War and Peace is a Novel By Russian author Leo Tolstoy, published in series, then in its entirety in 1869. (pre-reform Russian: Война и миръ; post-reform Russian: Война и мир, romanized: Vojna i mir [vɐjˈna i ˈmʲir]) It is considered one of Tolstoy's best literary achievements.
The novel tells the French invasion of Russia and the impact of the Napoleonic era on Tsarist society through the stories of five Russian aristocratic families. Parts of an earlier version, entitled The Year 1805, were serialized in The Russian Messenger from 1865 to 1867, and then published in full in 1869.
Tolstoy said that War and Peace "is not a novel, much less a poem, and less a historical chronicle." Large sections, especially later chapters, are a philosophical discussion rather than narrative. Tolstoy also said that the best Russian literature does not conform to the standards and, therefore, hesitated to call Guerra y Paz a novel. Instead, he considered Anna Karenina as her first true novel.
Author | Leo Tolstoy |
---|---|
Original title | Война и миръ |
Translator | The first translation of War and Peace into English was by American Nathan Haskell Dole, in 1899 |
Country | Russia |
Language | Russian, with some French |
Genre | Novel (Historical novel) |
Publisher | The Russian Messenger (serial) |
Publication date | Serialised 1865–1867; book 1869 |
Media type | |
Pages | 1,225 (first published edition) |
About The Author
Lev Nikolayevich Tolstoy (Russian: Лев Николаевич Толстой; commonly Leo Tolstoy in Anglophone countries) was a Russian writer who primarily wrote novels and short stories. Later in life, he also wrote plays and essays. His two most famous works, the novels War and Peace and Anna Karenina, are acknowledged as two of the greatest novels of all time and a pinnacle of realist fiction. Many consider Tolstoy to have been one of the world's greatest novelists. Tolstoy is equally known for his complicated and paradoxical persona and for his extreme moralistic and ascetic views, which he adopted after a moral crisis and spiritual awakening in the 1870s, after which he also became noted as a moral thinker and social reformer.
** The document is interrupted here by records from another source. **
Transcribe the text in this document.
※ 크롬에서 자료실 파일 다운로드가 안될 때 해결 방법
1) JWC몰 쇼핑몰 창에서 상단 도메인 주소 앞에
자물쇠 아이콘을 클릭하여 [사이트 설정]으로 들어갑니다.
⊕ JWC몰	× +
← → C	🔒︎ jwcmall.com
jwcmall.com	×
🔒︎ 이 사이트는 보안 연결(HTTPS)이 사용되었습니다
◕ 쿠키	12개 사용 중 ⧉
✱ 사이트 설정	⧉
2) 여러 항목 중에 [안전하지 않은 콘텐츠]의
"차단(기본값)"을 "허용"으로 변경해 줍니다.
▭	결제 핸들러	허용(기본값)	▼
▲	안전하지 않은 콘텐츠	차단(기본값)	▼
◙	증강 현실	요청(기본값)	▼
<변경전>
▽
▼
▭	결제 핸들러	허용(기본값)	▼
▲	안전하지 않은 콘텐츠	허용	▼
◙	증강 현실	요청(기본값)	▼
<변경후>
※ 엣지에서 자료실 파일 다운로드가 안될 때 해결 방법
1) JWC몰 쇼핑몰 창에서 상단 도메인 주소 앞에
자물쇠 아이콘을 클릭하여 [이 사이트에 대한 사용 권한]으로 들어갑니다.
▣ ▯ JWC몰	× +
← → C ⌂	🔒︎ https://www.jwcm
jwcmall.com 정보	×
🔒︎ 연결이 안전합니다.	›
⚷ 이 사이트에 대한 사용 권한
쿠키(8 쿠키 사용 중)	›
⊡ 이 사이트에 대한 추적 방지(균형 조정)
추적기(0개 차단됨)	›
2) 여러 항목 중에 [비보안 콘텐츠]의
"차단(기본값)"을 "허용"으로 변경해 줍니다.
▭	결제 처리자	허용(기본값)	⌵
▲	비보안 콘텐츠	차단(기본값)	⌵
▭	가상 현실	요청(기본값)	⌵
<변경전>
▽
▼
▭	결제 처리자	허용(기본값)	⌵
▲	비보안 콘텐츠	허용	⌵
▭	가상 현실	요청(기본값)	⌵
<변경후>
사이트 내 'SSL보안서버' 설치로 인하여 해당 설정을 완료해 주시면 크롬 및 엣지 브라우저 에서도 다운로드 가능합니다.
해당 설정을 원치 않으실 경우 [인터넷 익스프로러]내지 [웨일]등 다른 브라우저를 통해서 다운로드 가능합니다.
His literal interpretation of the ethical teachings of Jesus, centering on the Sermon on the Mount, caused him in later life to become a fervent Christian anarchist and anarcho-pacifist. His ideas on nonviolent resistance, expressed in such works as The Kingdom of God Is Within You, were to have a profound impact on such pivotal twentieth-century figures as Mohandas Gandhi and Martin Luther King, Jr.